Record $100 Million Fine Against Automakers in Greenhouse Gas Enforcement Case
The Environmental Protection Agency and the Department of Justice announced recently a $100 million civil penalty and other enforcement actions against two Korean automakers charged with selling vehicles that emit more greenhouse gases than had been certified.
The EPA charged that the two automakers (a) sold close to 1.2 million vehicles whose design specifications did not conform to those certified to the EPA, (b) overstated the real-world fuel economy performance of many of these vehicles by one to six miles per gallon, and (c) understated the emissions of greenhouse gases by their fleets by approximately 4.75 million metric tons over the estimated lifetime of the vehicles. Testing protocols included numerous elements that led to inaccurately higher fuel economy ratings, the EPA adds, and the automakers allegedly chose favorable results rather than average results in processing data from a large number of tests.

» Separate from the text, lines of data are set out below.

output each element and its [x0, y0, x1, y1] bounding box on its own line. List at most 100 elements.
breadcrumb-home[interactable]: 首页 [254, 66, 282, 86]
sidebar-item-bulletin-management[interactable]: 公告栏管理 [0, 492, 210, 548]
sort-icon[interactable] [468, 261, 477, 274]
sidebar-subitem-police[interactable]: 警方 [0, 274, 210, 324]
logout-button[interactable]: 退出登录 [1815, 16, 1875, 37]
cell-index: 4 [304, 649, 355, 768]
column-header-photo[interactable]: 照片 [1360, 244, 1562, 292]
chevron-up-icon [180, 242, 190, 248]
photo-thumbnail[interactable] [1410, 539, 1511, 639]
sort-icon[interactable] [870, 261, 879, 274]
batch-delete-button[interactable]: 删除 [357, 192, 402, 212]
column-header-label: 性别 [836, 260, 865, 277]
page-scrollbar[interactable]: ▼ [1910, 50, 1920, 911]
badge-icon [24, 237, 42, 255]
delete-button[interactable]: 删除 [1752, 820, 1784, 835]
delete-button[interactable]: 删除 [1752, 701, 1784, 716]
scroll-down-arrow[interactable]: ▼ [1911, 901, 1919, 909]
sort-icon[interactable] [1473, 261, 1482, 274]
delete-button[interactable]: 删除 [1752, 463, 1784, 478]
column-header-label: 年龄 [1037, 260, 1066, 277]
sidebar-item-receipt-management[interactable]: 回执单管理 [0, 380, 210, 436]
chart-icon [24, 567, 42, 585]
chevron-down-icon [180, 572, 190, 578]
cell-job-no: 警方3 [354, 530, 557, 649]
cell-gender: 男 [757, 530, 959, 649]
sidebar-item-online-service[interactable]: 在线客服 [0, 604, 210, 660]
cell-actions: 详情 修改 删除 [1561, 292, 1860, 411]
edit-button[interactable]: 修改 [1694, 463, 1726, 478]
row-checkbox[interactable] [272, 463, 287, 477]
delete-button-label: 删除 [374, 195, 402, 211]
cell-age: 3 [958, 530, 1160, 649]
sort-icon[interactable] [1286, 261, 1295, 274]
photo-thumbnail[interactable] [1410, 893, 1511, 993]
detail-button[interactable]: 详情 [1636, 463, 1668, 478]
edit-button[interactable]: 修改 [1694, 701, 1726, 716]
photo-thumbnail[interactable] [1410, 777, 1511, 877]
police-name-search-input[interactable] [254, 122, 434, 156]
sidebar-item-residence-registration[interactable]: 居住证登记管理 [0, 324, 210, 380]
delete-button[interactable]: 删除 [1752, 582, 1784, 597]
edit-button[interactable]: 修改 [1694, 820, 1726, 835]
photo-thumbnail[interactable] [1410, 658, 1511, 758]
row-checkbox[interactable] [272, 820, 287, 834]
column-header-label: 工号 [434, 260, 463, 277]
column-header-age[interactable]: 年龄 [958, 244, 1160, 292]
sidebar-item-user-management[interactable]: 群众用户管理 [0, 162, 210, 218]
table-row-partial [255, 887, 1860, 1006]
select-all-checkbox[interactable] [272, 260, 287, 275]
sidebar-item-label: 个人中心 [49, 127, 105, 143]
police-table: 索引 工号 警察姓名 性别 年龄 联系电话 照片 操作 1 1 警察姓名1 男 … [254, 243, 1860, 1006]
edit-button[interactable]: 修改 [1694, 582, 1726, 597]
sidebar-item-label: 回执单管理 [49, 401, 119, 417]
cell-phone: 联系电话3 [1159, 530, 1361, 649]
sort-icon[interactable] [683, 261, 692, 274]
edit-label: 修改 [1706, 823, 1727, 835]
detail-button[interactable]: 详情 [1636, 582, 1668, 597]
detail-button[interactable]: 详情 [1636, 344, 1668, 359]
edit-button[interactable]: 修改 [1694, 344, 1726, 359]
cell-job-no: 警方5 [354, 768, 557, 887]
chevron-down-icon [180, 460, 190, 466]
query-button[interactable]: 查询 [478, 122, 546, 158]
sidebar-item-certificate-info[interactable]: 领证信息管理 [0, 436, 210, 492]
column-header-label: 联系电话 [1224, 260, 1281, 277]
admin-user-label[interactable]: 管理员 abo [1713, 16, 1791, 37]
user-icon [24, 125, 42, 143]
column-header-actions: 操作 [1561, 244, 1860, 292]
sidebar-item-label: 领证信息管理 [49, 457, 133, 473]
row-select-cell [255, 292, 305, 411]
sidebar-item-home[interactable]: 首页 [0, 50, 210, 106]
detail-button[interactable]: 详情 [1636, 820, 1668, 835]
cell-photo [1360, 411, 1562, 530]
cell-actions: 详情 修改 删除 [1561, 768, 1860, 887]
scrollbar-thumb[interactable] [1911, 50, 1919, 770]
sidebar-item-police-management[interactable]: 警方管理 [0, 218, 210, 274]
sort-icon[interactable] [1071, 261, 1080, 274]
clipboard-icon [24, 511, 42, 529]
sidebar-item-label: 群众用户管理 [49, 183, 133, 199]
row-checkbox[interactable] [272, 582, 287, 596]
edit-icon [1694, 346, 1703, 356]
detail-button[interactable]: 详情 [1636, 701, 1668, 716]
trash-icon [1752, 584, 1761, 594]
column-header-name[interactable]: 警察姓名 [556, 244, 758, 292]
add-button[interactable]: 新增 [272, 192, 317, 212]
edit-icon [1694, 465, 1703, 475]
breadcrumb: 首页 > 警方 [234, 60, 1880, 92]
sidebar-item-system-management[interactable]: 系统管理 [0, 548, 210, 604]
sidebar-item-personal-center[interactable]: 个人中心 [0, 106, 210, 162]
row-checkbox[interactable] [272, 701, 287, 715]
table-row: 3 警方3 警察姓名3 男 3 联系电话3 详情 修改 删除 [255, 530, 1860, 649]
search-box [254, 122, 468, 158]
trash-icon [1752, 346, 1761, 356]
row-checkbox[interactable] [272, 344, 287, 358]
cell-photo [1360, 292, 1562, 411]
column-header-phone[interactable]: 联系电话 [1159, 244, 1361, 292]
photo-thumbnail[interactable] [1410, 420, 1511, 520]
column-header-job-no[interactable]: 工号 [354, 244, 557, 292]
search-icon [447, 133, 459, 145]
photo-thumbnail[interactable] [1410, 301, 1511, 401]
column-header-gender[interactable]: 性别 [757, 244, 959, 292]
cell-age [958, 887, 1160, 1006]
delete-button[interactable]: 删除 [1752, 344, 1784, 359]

In addition to paying the largest penalty ever assessed for violations of the Clean Air Act, the automakers will spend approximately $50 million on measures reduce the likelihood of future greenhouse gas emission miscalculations, including reorganizing their emissions certification group, revising test protocols, improving management of test data and enhancing employee training before emissions testing is conducted to certify model year 2017 vehicles. They will also be required to audit their fleets for model years 2015 and 2016 to ensure that vehicles sold to the public conform to the description and data provided to EPA. Further, the automakers will forfeit more than $200 million worth of greenhouse gas emission credits they previously claimed, which can be used to offset emissions from less fuel-efficient vehicle models or sold or traded to other automakers for the same purpose.
The proposed consent decree is subject to a 30-day public comment period and court review and approval.